Recent reports have shown that treatment with vancomycin may lead to an increase in acute kidney injury when combined with beta-lactams. These agents are the mainstay of treatment for methicillin-resistant staph infections and serious gram negative infections.
A University of Kentucky team reporting at IDWeek 2015 in San Diego, CA, compared the numbers of injuries with two combinations.

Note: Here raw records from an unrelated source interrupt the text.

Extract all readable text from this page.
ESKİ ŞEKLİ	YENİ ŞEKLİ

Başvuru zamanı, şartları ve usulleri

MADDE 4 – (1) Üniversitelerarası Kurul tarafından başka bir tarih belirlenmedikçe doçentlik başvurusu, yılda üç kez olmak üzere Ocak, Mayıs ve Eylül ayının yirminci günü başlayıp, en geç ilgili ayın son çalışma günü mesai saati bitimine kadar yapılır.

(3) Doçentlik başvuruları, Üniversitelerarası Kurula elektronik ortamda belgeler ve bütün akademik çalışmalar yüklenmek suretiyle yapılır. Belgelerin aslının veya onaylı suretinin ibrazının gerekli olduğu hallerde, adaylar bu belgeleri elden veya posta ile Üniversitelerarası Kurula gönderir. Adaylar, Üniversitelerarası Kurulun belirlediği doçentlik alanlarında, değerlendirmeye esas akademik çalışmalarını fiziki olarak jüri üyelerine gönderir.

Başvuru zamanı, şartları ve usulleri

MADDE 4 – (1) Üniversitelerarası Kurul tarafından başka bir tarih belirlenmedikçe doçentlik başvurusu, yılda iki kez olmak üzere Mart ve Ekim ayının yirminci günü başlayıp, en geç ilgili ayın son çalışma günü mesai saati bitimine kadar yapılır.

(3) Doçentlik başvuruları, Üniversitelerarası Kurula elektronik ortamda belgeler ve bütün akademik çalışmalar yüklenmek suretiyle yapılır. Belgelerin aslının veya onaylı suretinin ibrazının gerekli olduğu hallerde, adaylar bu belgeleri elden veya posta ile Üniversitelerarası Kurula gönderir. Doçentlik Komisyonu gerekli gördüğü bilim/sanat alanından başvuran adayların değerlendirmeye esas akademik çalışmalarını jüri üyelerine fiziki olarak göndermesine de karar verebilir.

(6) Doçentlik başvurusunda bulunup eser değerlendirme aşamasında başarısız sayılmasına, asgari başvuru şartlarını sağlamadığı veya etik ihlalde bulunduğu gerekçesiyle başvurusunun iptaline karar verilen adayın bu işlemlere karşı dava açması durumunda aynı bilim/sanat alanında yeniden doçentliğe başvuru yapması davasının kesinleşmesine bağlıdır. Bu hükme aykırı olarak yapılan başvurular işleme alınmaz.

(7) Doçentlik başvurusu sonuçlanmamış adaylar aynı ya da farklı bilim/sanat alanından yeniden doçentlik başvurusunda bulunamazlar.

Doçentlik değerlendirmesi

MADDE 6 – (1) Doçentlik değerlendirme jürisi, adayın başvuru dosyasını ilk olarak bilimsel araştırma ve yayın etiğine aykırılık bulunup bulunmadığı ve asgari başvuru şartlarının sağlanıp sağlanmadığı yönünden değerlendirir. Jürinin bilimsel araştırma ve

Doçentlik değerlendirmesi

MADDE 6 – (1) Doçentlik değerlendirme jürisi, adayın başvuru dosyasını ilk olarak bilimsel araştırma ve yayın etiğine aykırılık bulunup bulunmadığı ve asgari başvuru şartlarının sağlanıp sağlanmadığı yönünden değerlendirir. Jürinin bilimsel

Jessica Cox, PharmD, and colleagues in Lexington, KY, looked at all adult patients who received vancomycin in combination with either piperacillin-tazabactam (TZP) or cefepime (FEP). Of a total of 2,592 patients (after some were excluded from the study for reasons like severe chronic or structural kidney disease) 1,928 received vancomycin with TZP and 648 were treated with vancomycin plus FEP.
The incidence of acute kidney injury was significantly higher in the TZP group, the team reported in an abstract. That was true for risk, injury, and failure. The TZP group had a 9.2% injury rate (178 patients) vs. a 5.2% risk (34 patients) in the FEP group.
In the TZP group, 65 patients had kidney failure (3.4%) vs. 10 (1.5%) in the FEP group. The higher injury rates happened despite the fact that the patients in the FEP group got higher daily doses of vancomycin (2037 mg vs. 1964 mg).
"The incidence of acute kidney injury was significantly higher in patients receiving vancomycin with TZP than [in] patients with FEP,P the researchers concluded.